You've Been Making Iced Coffee Wrong This Whole Time

As the weather finally gets hotter, most of us are looking to swap our usual piping-hot cup of Joe for its cooler, more refreshing cousin. Iced coffee seems like the easiest thing in the world to make and if you're considering whether you should reheat that last cup or toss it over ice, you're definitely best advised to do the latter. But there's an art to making a great cup of iced coffee just as there is to making a great hot mug, too.

And again, similar to how there are tons of different varieties of hot coffee and even more ways to prepare them, not all iced coffee is the same. More often than not, it has to do with the preparation more than the beans. If you've just been dumping coffee over ice and considering it done, brace yourself, because there's a lot more to making iced coffee than just temperature.

There's more than one way to make iced coffee

As J. Park Brannen of Counter Culture Coffee told Food and Wine, there are actually three methods of making iced coffee. The slow, cool method, employed by the likes of McDonald's and Starbucks, is the simplest and involves brewing hot coffee, letting it cool down, and then adding ice. However, this method exposes the coffee to the air for the longest time, causing the highest level of oxidation and leading it to taste bitter.

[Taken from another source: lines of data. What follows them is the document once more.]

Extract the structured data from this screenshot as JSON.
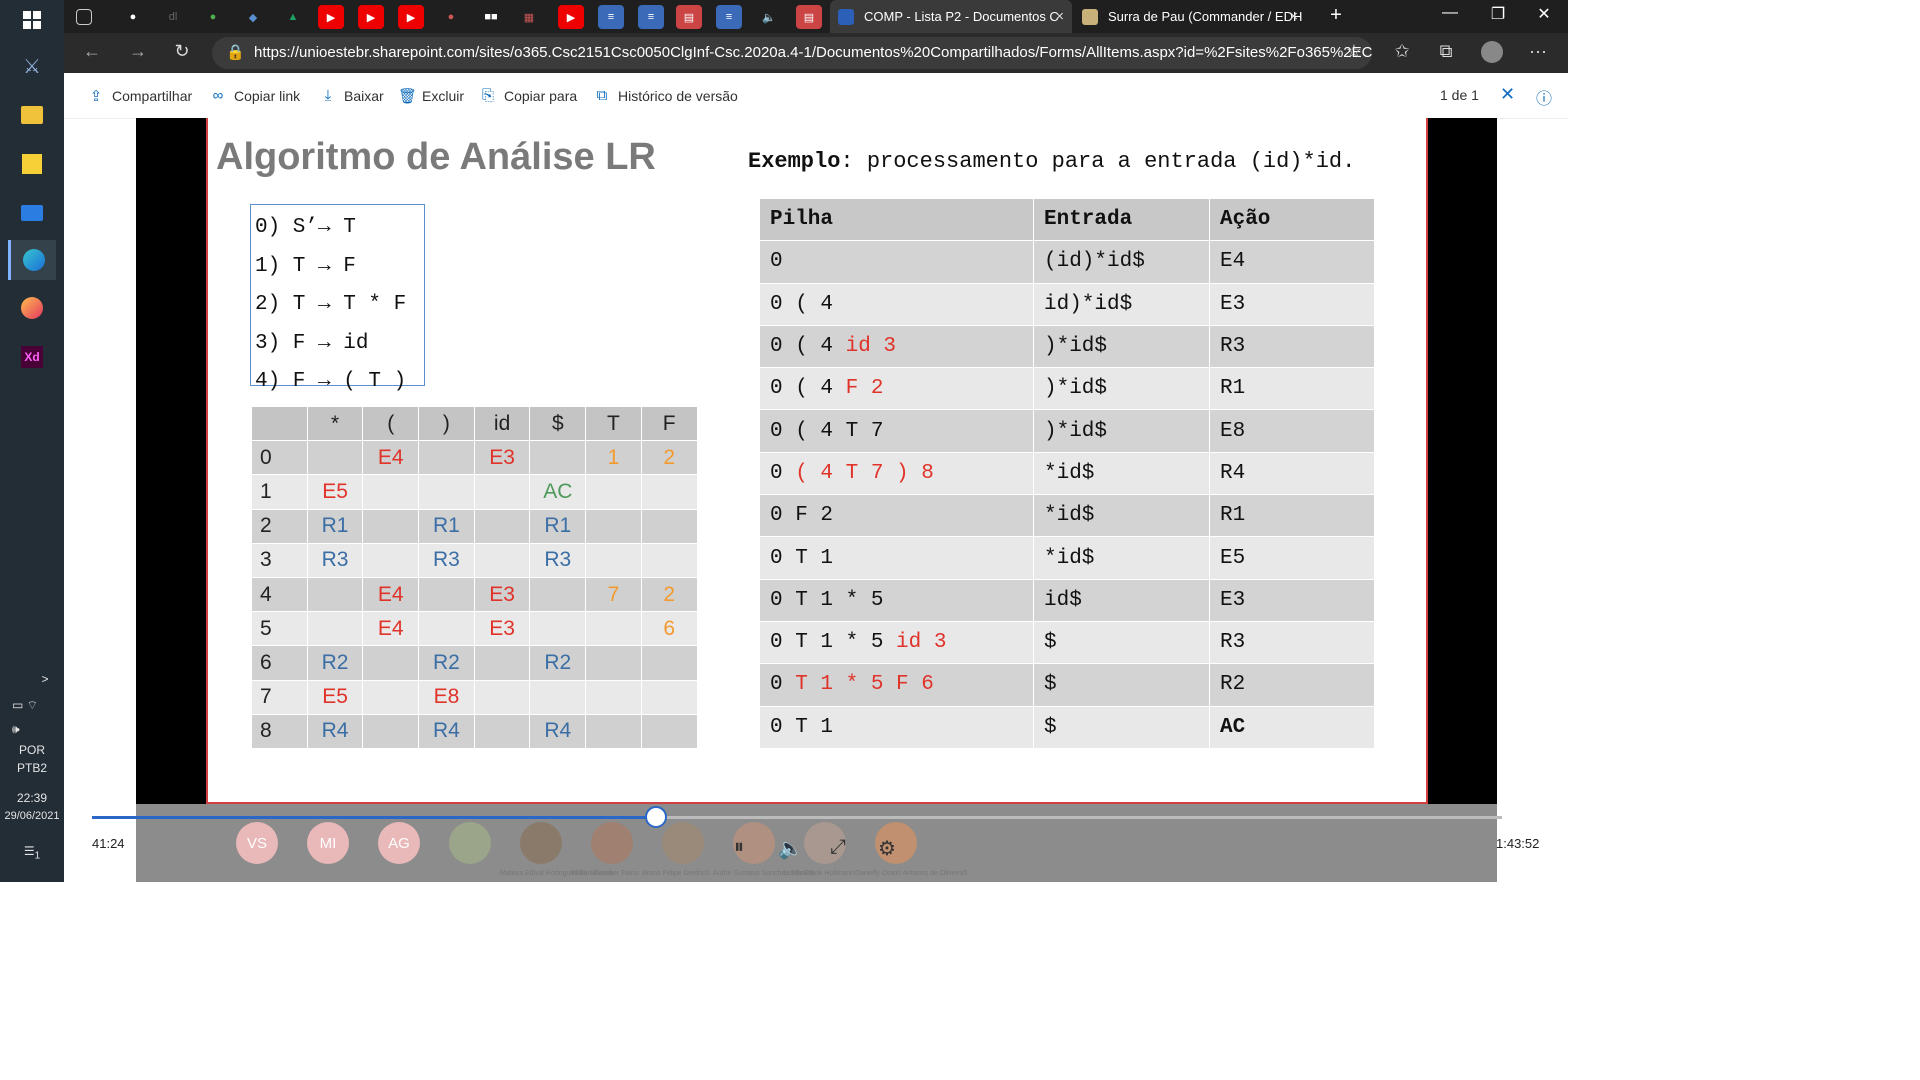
{
  "taskbar": {
    "items": [
      "windows-start",
      "acer-app",
      "file-explorer",
      "sticky-notes",
      "mail",
      "edge",
      "firefox",
      "adobe-xd"
    ],
    "tray": {
      "lang1": "POR",
      "lang2": "PTB2",
      "time": "22:39",
      "date": "29/06/2021",
      "notification_count": "1",
      "expand": ">"
    }
  },
  "browser": {
    "tabs": [
      {
        "title": "COMP - Lista P2 - Documentos C",
        "close": "×"
      },
      {
        "title": "Surra de Pau (Commander / EDH",
        "close": "×"
      }
    ],
    "new_tab": "+",
    "url": "https://unioestebr.sharepoint.com/sites/o365.Csc2151Csc0050ClgInf-Csc.2020a.4-1/Documentos%20Compartilhados/Forms/AllItems.aspx?id=%2Fsites%2Fo365%2ECsc..."
  },
  "commandbar": {
    "share": "Compartilhar",
    "copy_link": "Copiar link",
    "download": "Baixar",
    "delete": "Excluir",
    "copy_to": "Copiar para",
    "version_history": "Histórico de versão",
    "page_count": "1 de 1"
  },
  "slide": {
    "title": "Algoritmo de Análise LR",
    "grammar": [
      "0) S’→ T",
      "1) T → F",
      "2) T → T * F",
      "3) F → id",
      "4) F → ( T )"
    ],
    "parse_table": {
      "headers": [
        "",
        "*",
        "(",
        ")",
        "id",
        "$",
        "T",
        "F"
      ],
      "rows": [
        [
          "0",
          "",
          "E4",
          "",
          "E3",
          "",
          "1",
          "2"
        ],
        [
          "1",
          "E5",
          "",
          "",
          "",
          "AC",
          "",
          ""
        ],
        [
          "2",
          "R1",
          "",
          "R1",
          "",
          "R1",
          "",
          ""
        ],
        [
          "3",
          "R3",
          "",
          "R3",
          "",
          "R3",
          "",
          ""
        ],
        [
          "4",
          "",
          "E4",
          "",
          "E3",
          "",
          "7",
          "2"
        ],
        [
          "5",
          "",
          "E4",
          "",
          "E3",
          "",
          "",
          "6"
        ],
        [
          "6",
          "R2",
          "",
          "R2",
          "",
          "R2",
          "",
          ""
        ],
        [
          "7",
          "E5",
          "",
          "E8",
          "",
          "",
          "",
          ""
        ],
        [
          "8",
          "R4",
          "",
          "R4",
          "",
          "R4",
          "",
          ""
        ]
      ]
    },
    "example_bold": "Exemplo",
    "example_text": ": processamento para a entrada (id)*id.",
    "trace": {
      "headers": [
        "Pilha",
        "Entrada",
        "Ação"
      ],
      "rows": [
        {
          "pilha_black": "0",
          "pilha_red": "",
          "entrada": "(id)*id$",
          "acao": "E4"
        },
        {
          "pilha_black": "0 ( 4",
          "pilha_red": "",
          "entrada": "id)*id$",
          "acao": "E3"
        },
        {
          "pilha_black": "0 ( 4",
          "pilha_red": "id 3",
          "entrada": ")*id$",
          "acao": "R3"
        },
        {
          "pilha_black": "0 ( 4",
          "pilha_red": "F 2",
          "entrada": ")*id$",
          "acao": "R1"
        },
        {
          "pilha_black": "0 ( 4 T 7",
          "pilha_red": "",
          "entrada": ")*id$",
          "acao": "E8"
        },
        {
          "pilha_black": "0",
          "pilha_red": "( 4 T 7 ) 8",
          "entrada": "*id$",
          "acao": "R4"
        },
        {
          "pilha_black": "0 F 2",
          "pilha_red": "",
          "entrada": "*id$",
          "acao": "R1"
        },
        {
          "pilha_black": "0 T 1",
          "pilha_red": "",
          "entrada": "*id$",
          "acao": "E5"
        },
        {
          "pilha_black": "0 T 1 * 5",
          "pilha_red": "",
          "entrada": "id$",
          "acao": "E3"
        },
        {
          "pilha_black": "0 T 1 * 5",
          "pilha_red": "id 3",
          "entrada": "$",
          "acao": "R3"
        },
        {
          "pilha_black": "0",
          "pilha_red": "T 1 * 5 F 6",
          "entrada": "$",
          "acao": "R2"
        },
        {
          "pilha_black": "0 T 1",
          "pilha_red": "",
          "entrada": "$",
          "acao": "AC"
        }
      ]
    }
  },
  "player": {
    "elapsed": "41:24",
    "total": "1:43:52",
    "progress": 0.4,
    "participants": [
      {
        "initials": "VS",
        "name": ""
      },
      {
        "initials": "MI",
        "name": ""
      },
      {
        "initials": "AG",
        "name": ""
      },
      {
        "initials": "",
        "name": ""
      },
      {
        "initials": "",
        "name": "Mateus Edival Rodrigues da Silveira"
      },
      {
        "initials": "",
        "name": "Willian Cavalier Faino"
      },
      {
        "initials": "",
        "name": "Bruno Felipe Diedrich"
      },
      {
        "initials": "",
        "name": "Andre Gustavo Sanches Silva28"
      },
      {
        "initials": "",
        "name": "Lucas Frank Hollmann"
      },
      {
        "initials": "",
        "name": "Danielly Omori Antunes de Oliveira5"
      }
    ]
  },
  "colors": {
    "red": "#e0332a",
    "blue": "#3a6ea5",
    "orange": "#f29a2e",
    "green": "#4e9a5a"
  }
}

Cold brew is the go-to for boutique breweries and is hugely popular at the moment. Per Brannen, it's a, "process in which you add room temperature water to coarsely ground coffee, and let it steep from six to 24 hours." The concentrated coffee is then diluted with cold water based on strength preference, resulting in a smoother taste. 

Finally, the Japanese method involves adding ice to the carafe as the coffee brews, before filtering it directly over more ice, per Spoon University. It's suggested this method brings out the flavors more than the others.

Water is the most important ingredient in iced coffee

As Chad Moore, Starbucks' Global Coffee Engagement specialist, told Delish, the most important thing to remember when making iced coffee is to use less water than when you make it hot. "You want [the coffee] to be stronger because you're going to add ice, and that will melt," he advised. Ideally, you should be using four tablespoons of ground coffee for every six ounces of water. You can use a pour-over cup or a French press to do so. And always use fresh, filtered water.

"Coffee is 98 percent water, so it makes a huge difference in how the drink tastes," Moore noted. His choices for the best fit for iced coffees are Latin-American or African beans, because they're crisper and more refreshing. But it's all about preference, so whichever variety you choose, ensure you're patient, find the method best suited to you, and use the correct amount of water above all else.